Ich: Nein. Er: Es ist ein Gleichnis aus dem islamischen Orient.
Nachtfalter wollen das Geheimnis des Lichts erforschen.
Sie wissen nicht, warum sie so unwiderstehlich vom Licht
angezogen werden. Ihr Anführer schickt Kundschafter
aus. Die umkreisen die Kerze und beobachten sie genau.
Zurückgekehrt, berichten sie, was sie gesehen haben.
Wie sich das Licht bewegt, seine Farbe, das Aussehen der
Kerze. Das ist alles durchaus richtig und niemand bestreitet es.
Aber dennoch vermag nichts davon die rätselhafte Anziehung
zu erklären. Da meldet sich ein dritter Falter. Er fliegt
auf die Kerze zu, stürzt sich hinein, glüht auf und verbrennt.
— Er kennt nun das Geheimnis des Lichts, sagt der Anführer
zu seinem Volk, aber wer durch den Schleier eingetreten ist
ins Innere des Mysteriums, der kehrt nicht zurück und seine
Lippen bleiben versiegelt — wer aber zurückkommt
und spricht, der ist noch kein Wissender.

Ursula Dechêne: Der lange Tod des Fixers P.
Piper, München 1974, p. 13

“We should test our own ideas rigorously, so that by falsifying them ourselves we spare ourselves the embarrassment of having them refuted by others, and may thereby drive ourselves on to new and perhaps less vulnerable ideas.”
Brian Boyd

Pale Fire

Das 1962 erschienene Buch (dt. von Uwe Friesel: Fahles Feuer, Reinbek 1968) ist Nabokovs vierzehnter Roman und sein fünfter in englischer Sprache. In Form eines hochkomplexen (Schach?) Spiels von Referenzen und verborgenen Anspielungen führt Nabokov das Genre des Romans über seine Grenzen hinaus. Sein Umgang mit binären Oppositionen wie Ursache und Wirkung, Leben und Tod, These und Antithese, Spiegelungen, Verdopplungen, Doubles, Umkehrungen, Revolutionen, Koinzidenzen, Metamorphosen und Mimikry erweisen ihn als frühen Meister eines Schreibstils, der einen nachhaltigen Einfluss auf die Autoren des amerikanischen Postmodernismus (Pynchon, Barth) erkennen lässt.

In dieses binäre Grundmuster passen auch seine Verwendung des Schmetterlings, eines völlig symmetrischen Tieres, dessen Körper die Spiegelachse für die Flügel bildet.

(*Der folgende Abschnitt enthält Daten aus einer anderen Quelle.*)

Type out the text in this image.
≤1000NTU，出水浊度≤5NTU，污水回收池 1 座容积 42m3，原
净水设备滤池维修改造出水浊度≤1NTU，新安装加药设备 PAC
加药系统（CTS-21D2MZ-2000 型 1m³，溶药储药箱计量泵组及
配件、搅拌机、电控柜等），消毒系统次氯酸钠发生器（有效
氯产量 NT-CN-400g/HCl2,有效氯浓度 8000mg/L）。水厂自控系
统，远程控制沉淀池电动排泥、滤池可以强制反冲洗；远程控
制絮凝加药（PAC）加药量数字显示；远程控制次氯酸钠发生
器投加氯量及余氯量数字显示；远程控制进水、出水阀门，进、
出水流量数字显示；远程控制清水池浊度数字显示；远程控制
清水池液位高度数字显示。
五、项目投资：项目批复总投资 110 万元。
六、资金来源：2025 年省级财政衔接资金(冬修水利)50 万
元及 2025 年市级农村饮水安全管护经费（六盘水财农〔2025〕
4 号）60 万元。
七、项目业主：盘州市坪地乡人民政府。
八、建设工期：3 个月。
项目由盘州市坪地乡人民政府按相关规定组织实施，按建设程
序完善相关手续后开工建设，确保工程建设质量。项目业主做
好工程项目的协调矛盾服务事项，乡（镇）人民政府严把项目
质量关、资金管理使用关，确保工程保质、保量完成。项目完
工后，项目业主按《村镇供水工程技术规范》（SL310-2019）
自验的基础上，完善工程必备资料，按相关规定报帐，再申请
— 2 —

Schmetterlinge (und vergleichbare Fluginsekten wie Zikaden und Motten) haben Nabokov sein Leben lang so sehr fasziniert, dass er es neben seiner Karriere als Schriftsteller und Universitätslehrer sogar zu einigem Ruhm als Lepidopterist gebracht hat.

Ebenfalls in dieses Muster als eine Form der ‘Umkehrung’ der „normalen” Verhältnisse passt die literarische Verwendung der Homosexualität in Nabokovs Werk. Als Mensch mag sein Verhältnis zu der Homosexualität seines Bruders sowie eines seiner Onkel durchaus zwiespältig gewesen sein –und ein Teil der immanten Kritik Nabokovs an dieser Neigung scheint auch in Pale Fire in der Charakterisierung des Protagonisten Charles Kinbote durchzuscheinen– literarisch jedoch passt die Homosexualität hervorragend in Nabokovs Konzept und Grundmuster.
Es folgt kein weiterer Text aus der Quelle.